Today’s 9 a.m. weekday edition also brings in a respectable audience for NBC, having averaged 3.6 million viewers during the 2013-14 season, with 1.2 million viewers 25-54, 968,00 viewers 18-49 and 370,000 viewers 18-34. But it also averages a hefty 2.2 million viewers 55-plus and 1.4 million viewers 65-plus.
Today’s 10 a.m. weekday edition, hosted by Kathie Lee Gifford and Hoda Kotb, falls off from the previous hour quite a bit. Its overall viewership during the 2013-14 season averaged 2.3 million viewers with only 856,000 viewers in the 25-54 demo, 683,000 viewers 18-49 and 248,000 viewers 18-34. It also averaged 1.4 million viewers 55-plus with 824,000 of them 65-plus.

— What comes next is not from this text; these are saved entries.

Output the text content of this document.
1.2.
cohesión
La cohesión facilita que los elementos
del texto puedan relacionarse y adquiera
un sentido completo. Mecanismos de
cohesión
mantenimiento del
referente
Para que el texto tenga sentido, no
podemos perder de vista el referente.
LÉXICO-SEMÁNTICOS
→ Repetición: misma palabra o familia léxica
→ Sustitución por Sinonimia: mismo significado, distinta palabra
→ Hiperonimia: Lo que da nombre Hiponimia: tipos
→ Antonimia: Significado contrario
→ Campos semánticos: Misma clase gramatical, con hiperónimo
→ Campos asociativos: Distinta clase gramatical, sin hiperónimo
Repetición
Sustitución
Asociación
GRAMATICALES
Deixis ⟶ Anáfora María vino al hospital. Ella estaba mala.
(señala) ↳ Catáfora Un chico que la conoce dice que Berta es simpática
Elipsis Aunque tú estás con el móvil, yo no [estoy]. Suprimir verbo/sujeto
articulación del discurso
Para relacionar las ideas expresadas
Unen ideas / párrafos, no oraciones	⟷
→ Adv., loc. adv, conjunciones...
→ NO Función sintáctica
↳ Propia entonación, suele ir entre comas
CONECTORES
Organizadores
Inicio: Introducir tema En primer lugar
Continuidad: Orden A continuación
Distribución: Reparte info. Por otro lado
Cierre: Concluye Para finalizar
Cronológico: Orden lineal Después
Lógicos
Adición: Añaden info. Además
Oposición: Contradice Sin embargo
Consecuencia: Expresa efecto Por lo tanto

While GMA has been growing its audience, ABC’s late morning show, The View, has been losing viewers. This season through May, the show averaged 3.1 million viewers, including 705,000 viewers 18-49 and 940,000 25-54. That’s down from the 3.7 million it averaged during the 2010-11 season and the 3.5 million it averaged during the 2011-12 season. The View is down about 300,000 viewers 18-49 since the 2010-11 season and down about 350,000 viewers in the 25-54 demo since then. Meanwhile, the median age of The View’s audience is 62.
Two cohosts of The View, Jenny McCarthy and Sherri Shepherd, will not be back for the 2014-15 season which begins in September. And the show’s cocreator and host Barbara Walters also left the show in May. The show clearly needs an infusion of talent that can revitalize it and draw in more viewers and that’s what the network will be concentrating on for the remainder of the summer in terms of the morning shows.